Он пожал плечами. Галер не мог вернуться в Петербург без денег.
Останкино
– Задержать! Задержать! – кричал всадник в голубом жандармском мундире, врываясь в ворота. Ротмистр Голиков недоуменно взглянул в его сторону, потом быстро перевел хмурый взгляд на доктора Галера, еще не понимая, к кому обращен приказ, кого надо задержать. В этот момент Луиза де Вейль схватила доктора за рукав и рывком втащила в дверной проем.
– Хватай их! – кричал скачущий жандарм, колотя каблуками по бокам лошади.
Последнее, что увидел Федор Никитич, – комья земли, летящие из-под копыт, и бешеные глаза человека, горящие из-под фуражки. И тут что-то гулко ухнуло под полом, и тяжелая дверь сама собой захлопнулась. Луиза сбросила на пол свою сумку и устало привалилась к стене, тяжело дыша.
– Вот черт, – пробормотал доктор, тоже роняя свой мешок.
Галер огляделся. Итак, они внутри Обители. Толстая пыль покрывала пол, и по ней узором струились мышиные следы. Доктор повернулся:
– Вам нехорошо?
Девушка кивнула.
– Думала, здесь будет совсем темно, – сдавленно сказала она.
– Наверное, наверху есть оконца, – ответил Галер. – Скорее всего, глубоко под крышей, с толстыми стеклами, иначе намело бы мусора, да и птицы… Вы бледны…
– Ничего, – ответила девушка и с трудом отлепилась от стены
Света едва хватало, чтобы различать стены зала с барельефами. Потолок, напротив, был ничем не примечателен, кроме спиралевидного рисунка. Доктор посмотрел вниз и указал на пол в центре зала.
– Кажется, там мозаика, отсюда плохо видно. Пыль мешает. Но я не вижу никаких дверей, а такого не может быть.
Луиза, казалось, успокоилась. Ее бурное дыхание и бледность Галер отнес насчет стремительного рывка в двери Обители, прочь от всадника и от странных охранников.
– Барельефы, – Галер указал на фигуры вдоль стен, – возможно, дверь спрятана между ними. Вы можете понять, что они означают?
Луиза лихорадочно осмотрелась.
– Я попробую…
– Надеюсь, вы не боитесь закрытых комнат… – пробормотал Галер.
– Что?
– Я протру мозаику на полу – вдруг она подскажет, как найти дверь.
Он стянул с себя галстук, намереваясь использовать его как тряпку.
– Стойте! – приказала девушка.
– Что?
– Здесь могут быть ловушки.
Галер остановился.
– Чепуха, – сказал он раздосадованно. – Какие ловушки?
Однако мгновением позже он и сам почувствовал приступ тревоги.
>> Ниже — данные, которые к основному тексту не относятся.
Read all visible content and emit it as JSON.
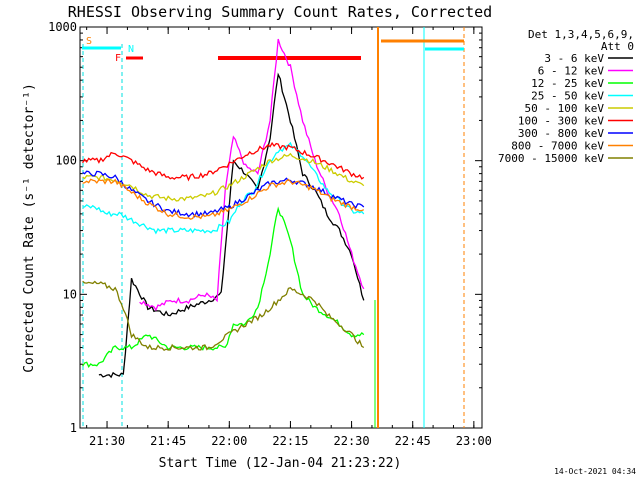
{
  "chart_data": {
    "type": "line",
    "title": "RHESSI Observing Summary Count Rates, Corrected",
    "xlabel": "Start Time (12-Jan-04 21:23:22)",
    "ylabel": "Corrected Count Rate (s⁻¹ detector⁻¹)",
    "y_scale": "log",
    "ylim": [
      1,
      1000
    ],
    "xlim": [
      "21:23:22",
      "23:02:00"
    ],
    "x_ticks": [
      "21:30",
      "21:45",
      "22:00",
      "22:15",
      "22:30",
      "22:45",
      "23:00"
    ],
    "y_ticks": [
      "1",
      "10",
      "100",
      "1000"
    ],
    "legend_header": [
      "Det 1,3,4,5,6,9,",
      "Att 0"
    ],
    "legend_position": "top-right",
    "footer_date": "14-Oct-2021 04:34",
    "flags": [
      {
        "label": "S",
        "color": "#ff8000"
      },
      {
        "label": "F",
        "color": "#ff0000"
      },
      {
        "label": "N",
        "color": "#00ffff"
      }
    ],
    "series": [
      {
        "name": "3 - 6 keV",
        "color": "#000000",
        "x": [
          "21:28",
          "21:31",
          "21:34",
          "21:36",
          "21:40",
          "21:45",
          "21:50",
          "21:55",
          "21:58",
          "22:01",
          "22:04",
          "22:07",
          "22:10",
          "22:12",
          "22:15",
          "22:18",
          "22:21",
          "22:24",
          "22:27",
          "22:30",
          "22:33"
        ],
        "y": [
          2.5,
          2.5,
          2.5,
          13,
          8,
          7,
          8,
          9,
          10,
          100,
          80,
          60,
          150,
          450,
          200,
          80,
          60,
          40,
          30,
          20,
          9
        ]
      },
      {
        "name": "6 - 12 keV",
        "color": "#ff00ff",
        "x": [
          "21:38",
          "21:42",
          "21:46",
          "21:50",
          "21:54",
          "21:57",
          "21:59",
          "22:01",
          "22:04",
          "22:07",
          "22:10",
          "22:12",
          "22:15",
          "22:18",
          "22:21",
          "22:24",
          "22:27",
          "22:30",
          "22:33"
        ],
        "y": [
          9,
          8,
          9,
          9,
          10,
          9,
          60,
          150,
          90,
          80,
          200,
          800,
          500,
          200,
          100,
          60,
          40,
          20,
          11
        ]
      },
      {
        "name": "12 - 25 keV",
        "color": "#00ff00",
        "x": [
          "21:24",
          "21:28",
          "21:32",
          "21:36",
          "21:40",
          "21:45",
          "21:50",
          "21:55",
          "21:59",
          "22:01",
          "22:04",
          "22:07",
          "22:10",
          "22:12",
          "22:15",
          "22:18",
          "22:21",
          "22:24",
          "22:27",
          "22:30",
          "22:33"
        ],
        "y": [
          3,
          3,
          4,
          4,
          5,
          4,
          4,
          4,
          4,
          6,
          6,
          8,
          20,
          45,
          25,
          10,
          8,
          7,
          6,
          5,
          5
        ]
      },
      {
        "name": "25 - 50 keV",
        "color": "#00ffff",
        "x": [
          "21:24",
          "21:27",
          "21:30",
          "21:33",
          "21:37",
          "21:42",
          "21:47",
          "21:52",
          "21:56",
          "22:00",
          "22:03",
          "22:06",
          "22:09",
          "22:12",
          "22:15",
          "22:18",
          "22:21",
          "22:24",
          "22:27",
          "22:30",
          "22:33"
        ],
        "y": [
          45,
          45,
          40,
          40,
          35,
          30,
          30,
          30,
          30,
          35,
          50,
          60,
          90,
          120,
          130,
          110,
          80,
          60,
          50,
          42,
          40
        ]
      },
      {
        "name": "50 - 100 keV",
        "color": "#cccc00",
        "x": [
          "21:24",
          "21:28",
          "21:32",
          "21:36",
          "21:40",
          "21:45",
          "21:50",
          "21:55",
          "22:00",
          "22:05",
          "22:10",
          "22:15",
          "22:20",
          "22:25",
          "22:30",
          "22:33"
        ],
        "y": [
          75,
          75,
          72,
          65,
          55,
          52,
          52,
          55,
          65,
          80,
          100,
          110,
          100,
          85,
          70,
          65
        ]
      },
      {
        "name": "100 - 300 keV",
        "color": "#ff0000",
        "x": [
          "21:24",
          "21:28",
          "21:32",
          "21:36",
          "21:40",
          "21:45",
          "21:50",
          "21:55",
          "22:00",
          "22:05",
          "22:10",
          "22:15",
          "22:20",
          "22:25",
          "22:30",
          "22:33"
        ],
        "y": [
          100,
          100,
          115,
          100,
          85,
          75,
          75,
          80,
          95,
          115,
          130,
          125,
          110,
          95,
          80,
          75
        ]
      },
      {
        "name": "300 - 800 keV",
        "color": "#0000ff",
        "x": [
          "21:24",
          "21:28",
          "21:32",
          "21:36",
          "21:40",
          "21:45",
          "21:50",
          "21:55",
          "22:00",
          "22:05",
          "22:10",
          "22:15",
          "22:20",
          "22:25",
          "22:30",
          "22:33"
        ],
        "y": [
          80,
          80,
          75,
          60,
          50,
          42,
          40,
          40,
          45,
          55,
          68,
          72,
          65,
          55,
          47,
          45
        ]
      },
      {
        "name": "800 - 7000 keV",
        "color": "#ff8000",
        "x": [
          "21:24",
          "21:28",
          "21:32",
          "21:36",
          "21:40",
          "21:45",
          "21:50",
          "21:55",
          "22:00",
          "22:05",
          "22:10",
          "22:15",
          "22:20",
          "22:25",
          "22:30",
          "22:33"
        ],
        "y": [
          70,
          70,
          70,
          58,
          48,
          40,
          38,
          38,
          43,
          52,
          65,
          70,
          63,
          52,
          45,
          43
        ]
      },
      {
        "name": "7000 - 15000 keV",
        "color": "#808000",
        "x": [
          "21:24",
          "21:28",
          "21:32",
          "21:34",
          "21:36",
          "21:40",
          "21:45",
          "21:50",
          "21:55",
          "22:00",
          "22:04",
          "22:08",
          "22:12",
          "22:15",
          "22:18",
          "22:21",
          "22:24",
          "22:27",
          "22:30",
          "22:33"
        ],
        "y": [
          12,
          12,
          11,
          8,
          5,
          4,
          4,
          4,
          4,
          5,
          6,
          7,
          9,
          11,
          10,
          9,
          7,
          6,
          5,
          4
        ]
      }
    ]
  }
}
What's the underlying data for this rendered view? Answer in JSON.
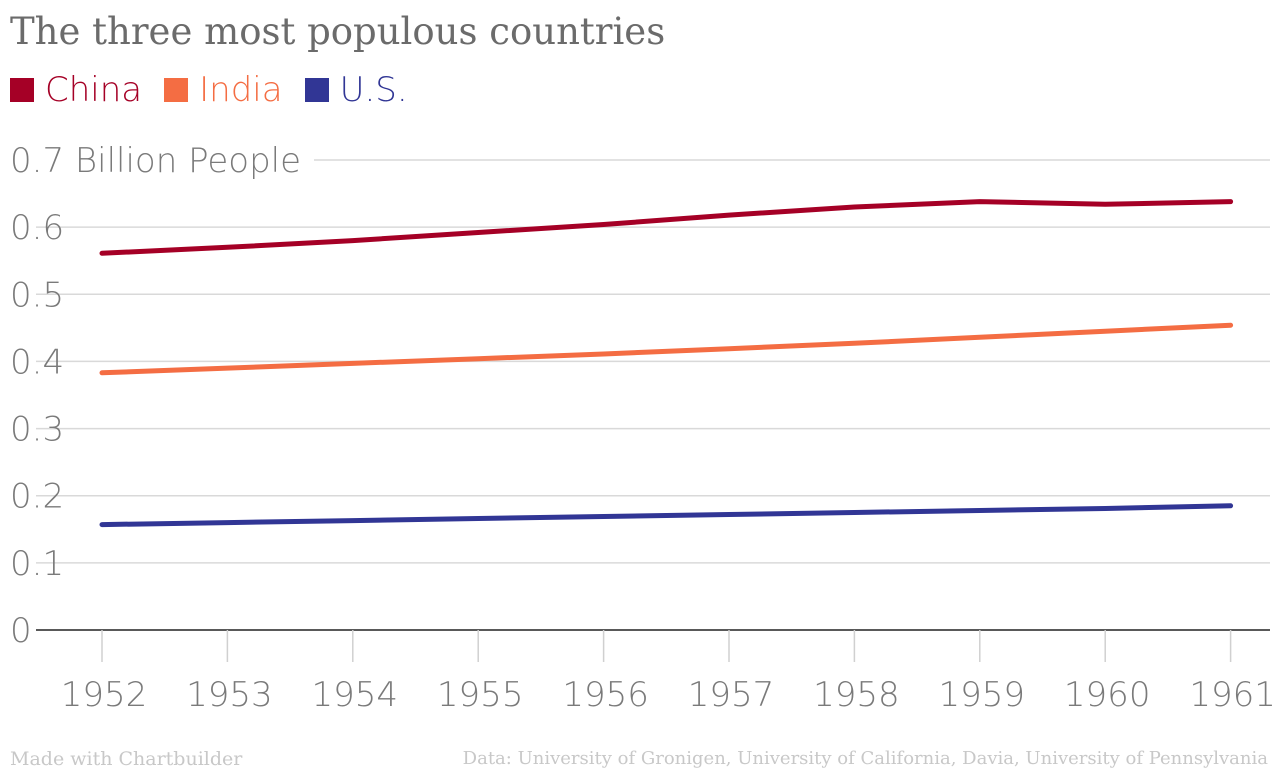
{
  "chart_data": {
    "type": "line",
    "title": "The three most populous countries",
    "ylabel": "Billion People",
    "categories": [
      "1952",
      "1953",
      "1954",
      "1955",
      "1956",
      "1957",
      "1958",
      "1959",
      "1960",
      "1961"
    ],
    "ylim": [
      0,
      0.7
    ],
    "yticks": [
      "0",
      "0.1",
      "0.2",
      "0.3",
      "0.4",
      "0.5",
      "0.6",
      "0.7"
    ],
    "top_tick_label": "0.7 Billion People",
    "grid": true,
    "legend_position": "top-left",
    "series": [
      {
        "name": "China",
        "color": "#a50026",
        "values": [
          0.561,
          0.57,
          0.58,
          0.592,
          0.604,
          0.618,
          0.63,
          0.638,
          0.634,
          0.638
        ]
      },
      {
        "name": "India",
        "color": "#f46d43",
        "values": [
          0.383,
          0.39,
          0.397,
          0.404,
          0.411,
          0.419,
          0.427,
          0.436,
          0.445,
          0.454
        ]
      },
      {
        "name": "U.S.",
        "color": "#313695",
        "values": [
          0.157,
          0.16,
          0.163,
          0.166,
          0.169,
          0.172,
          0.175,
          0.178,
          0.181,
          0.185
        ]
      }
    ]
  },
  "footer": {
    "made_with": "Made with Chartbuilder",
    "source": "Data: University of Gronigen, University of California, Davia, University of Pennsylvania"
  }
}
Галер осторожно сделал два шага по направлению к мозаике в центре зала, ступая по мягкому ковру пыли. Потом остановился и прислушался. Снаружи доносились едва слышные крики – вероятно, прискакавший жандарм разносил ротмистра Голикова и всю его команду.
– Кажется… – неуверенно произнесла Лиза, – это море и остров в нем. Вон там – гора с пещерой.
Доктор медленно направился далее, держа свой галстук в отставленной руке.
– А вот этот старик на стене слева? У него в руке серп. Может, какой-то эллинский крестьянин?
– Серп? – Луиза быстро повернулась.
Галер сделал еще шаг. До мозаики оставалось всего ничего. Внезапно плитка под его ногой с тихим клацанием подалась вниз. Галер пошатнулся и отдернул ногу, но поздно – далеко внизу под полом послышался гулкий удар. С потолка легким покрывалом слетела пыль, оседая на его волосах. А потом доктор и Луиза услышали негромкий рокот.
– Что вы сделали? – испуганно закричала девушка.
– Ничего, – растерянно ответил Федор Никитич.
Новое облако пыли с потолка заставило его вскинуть голову.
– Боже! – вырвалось из груди доктора.
Часть потолка просела, образуя огромный каменный серп. Он со скрежетом начал поворачиваться. Галер обернулся к Луизе, чтобы предупредить ее, и невольно застыл. Девушку била крупная дрожь. Она снова начала дышать так, будто пробежала целую версту. Прижатые к груди кулачки побелели. Выпученные глаза, широко раскрытый рот – при этом она не произносила ни звука. Галер в два прыжка подлетел к ней и, схватив в охапку, ринулся в угол зала – подальше от страшного каменного серпа. Луиза билась в его руках как большая мощная птица. Галер оглянулся – огромный каменный серп выдвинулся еще ниже, ускоряя вращение. Тут девушка закричала и метнулась вбок, ударившись головой о стену. И тут же свалилась мешком к ногам Галера. Доктор растерялся.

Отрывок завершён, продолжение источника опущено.